Etats-Unis : Donald Trump ne maintient pas les normes d’émission des véhicules

Donald Trump a annoncé la suppression des normes fédérales d’émissions de gaz à effet de serre pour les véhicules, conséquence de la révocation du « constat de mise en danger » adopté en 2009 par l’Agence de protection de l’environnement (EPA). La décision devrait être contestée en justice et pourrait remonter jusqu’à la Cour suprême.

Les États-Unis opèrent un véritable recul. Jeudi, à la Maison-Blanche, Donald Trump a annoncé l’abrogation des normes fédérales sur les émissions de gaz à effet de serre des véhicules, conséquence de la révocation du « constat de mise en danger » (« Endangerment finding ») adopté en 2009 par l’Agence de protection de l’environnement (EPA). Ce texte servait de fondement juridique à de nombreuses réglementations environnementales américaines.

« Nous mettons officiellement fin à ce que l’on appelle le constat de mise en danger », a déclaré le président. Selon lui, cette décision « va faire économiser des milliers de milliards de dollars aux consommateurs américains » en contribuant à faire baisser le prix des voitures neuves.

D’autres réglementations climatiques vont disparaître

Le texte de 2009, instauré sous la présidence de Barack Obama, établissait que six gaz à effet de serre étaient nocifs pour la santé publique et de ce fait, régis par les polluants contrôlés par l’EPA. Il avait permis la mise en place de normes relatives aux émissions des voitures, des camions, ainsi que d’autres installations industrielles comme les centrales électriques.

Cette révocation met immédiatement fin aux normes d’émissions pour les véhicules et ouvre la voie à l’annulation d’autres réglementations fédérales en lien avec le climat. Elle survient alors que les États-Unis sont considérés comme le principal contributeur historique aux émissions causant le réchauffement climatique.

« Trump conduit le pays vers une impasse »

Des organisations environnementales ont réagi avec véhémence. « Il s’agit de la plus grande attaque de l’histoire des États-Unis contre les efforts fédéraux pour lutter contre la crise climatique », a déclaré à l’AFP Manish Bapna, président du Natural Resources Defense Council (NRDC). De son côté, Dan Becker, du Center for Biological Diversity, a estimé que « Trump conduit le pays vers une impasse faite de pétrole sale et d’air pollué ».

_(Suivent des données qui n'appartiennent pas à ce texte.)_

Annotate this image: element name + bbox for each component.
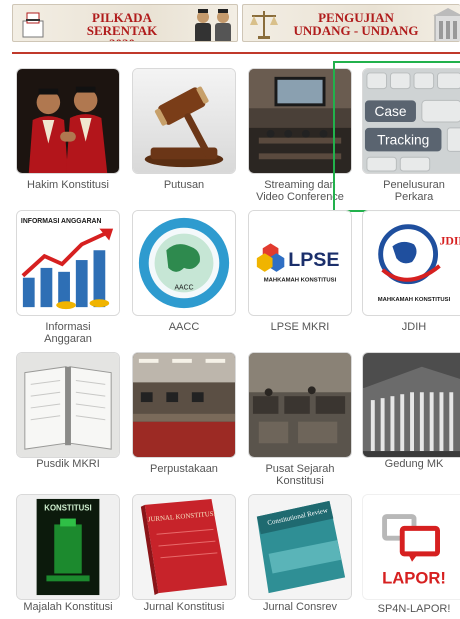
journal-cover-icon: JURNAL KONSTITUSI xyxy=(132,494,236,600)
magazine-cover-icon: KONSTITUSI xyxy=(16,494,120,600)
tile-label: LPSE MKRI xyxy=(270,321,330,333)
pengujian-banner-text: PENGUJIAN UNDANG - UNDANG xyxy=(293,10,419,38)
case-tracking-keyboard-icon: Case Tracking xyxy=(362,68,460,174)
aacc-text: AACC xyxy=(174,284,193,291)
tile-label: Penelusuran Perkara xyxy=(383,179,445,203)
tile-label: Perpustakaan xyxy=(150,463,218,475)
building-photo-icon xyxy=(362,352,460,458)
tile-label: Pusat Sejarah Konstitusi xyxy=(265,463,335,487)
people-icon xyxy=(195,9,231,41)
majalah-title-text: KONSTITUSI xyxy=(44,504,91,513)
lapor-text: LAPOR! xyxy=(382,568,446,587)
budget-header-text: INFORMASI ANGGARAN xyxy=(21,218,102,225)
tile-label: Informasi Anggaran xyxy=(44,321,92,345)
tile-label: Gedung MK xyxy=(384,458,444,470)
lpse-logo-icon: LPSE MAHKAMAH KONSTITUSI xyxy=(248,210,352,316)
header-divider xyxy=(12,52,460,54)
aacc-logo-icon: AACC xyxy=(132,210,236,316)
tile-label: Jurnal Konstitusi xyxy=(143,601,225,613)
tile-label: Streaming dan Video Conference xyxy=(256,179,344,203)
gavel-photo-icon xyxy=(132,68,236,174)
tile-label: Jurnal Consrev xyxy=(263,601,337,613)
tile-label: JDIH xyxy=(401,321,427,333)
book-photo-icon xyxy=(16,352,120,458)
lpse-subtitle: MAHKAMAH KONSTITUSI xyxy=(264,278,337,284)
courtroom-photo-icon xyxy=(248,68,352,174)
consrev-cover-icon: Constitutional Review xyxy=(248,494,352,600)
ballot-box-icon xyxy=(22,12,44,38)
jdih-logo-icon: JDIH MAHKAMAH KONSTITUSI xyxy=(362,210,460,316)
budget-chart-icon: INFORMASI ANGGARAN xyxy=(16,210,120,316)
scales-icon xyxy=(250,11,278,39)
lapor-logo-icon: LAPOR! xyxy=(362,494,460,600)
judges-photo-icon xyxy=(16,68,120,174)
museum-photo-icon xyxy=(248,352,352,458)
tile-label: Pusdik MKRI xyxy=(36,458,100,470)
building-icon xyxy=(433,8,460,41)
case-key-text: Case xyxy=(374,104,406,119)
jdih-text: JDIH xyxy=(440,234,460,247)
pilkada-banner-text: PILKADA SERENTAK2020 xyxy=(86,10,158,41)
tracking-key-text: Tracking xyxy=(377,133,429,148)
pengujian-banner[interactable]: PENGUJIAN UNDANG - UNDANG xyxy=(242,4,460,42)
tile-label: SP4N-LAPOR! xyxy=(377,603,451,615)
library-photo-icon xyxy=(132,352,236,458)
tile-label: AACC xyxy=(168,321,200,333)
jdih-subtitle: MAHKAMAH KONSTITUSI xyxy=(378,297,451,303)
pilkada-banner[interactable]: PILKADA SERENTAK2020 xyxy=(12,4,238,42)
tile-label: Hakim Konstitusi xyxy=(27,179,109,191)
lpse-text: LPSE xyxy=(288,249,339,271)
tile-label: Majalah Konstitusi xyxy=(23,601,113,613)
tile-label: Putusan xyxy=(163,179,205,191)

Notre dossier sur les réchauffement climatique

Le gouvernement soutient que les gaz à effet de serre ne doivent pas être considérés comme des polluants au sens traditionnel, leurs impacts étant jugés indirects et globaux plutôt que locaux, tout en diminuant le rôle des activités humaines dans le changement climatique. Cette décision devrait faire l’objet de contestations judiciaires et pourrait remonter jusqu’à la Cour suprême, alors qu’une décision rendue par cette même institution en 2007 avait permis l’adoption du constat de 2009 aujourd’hui annulé.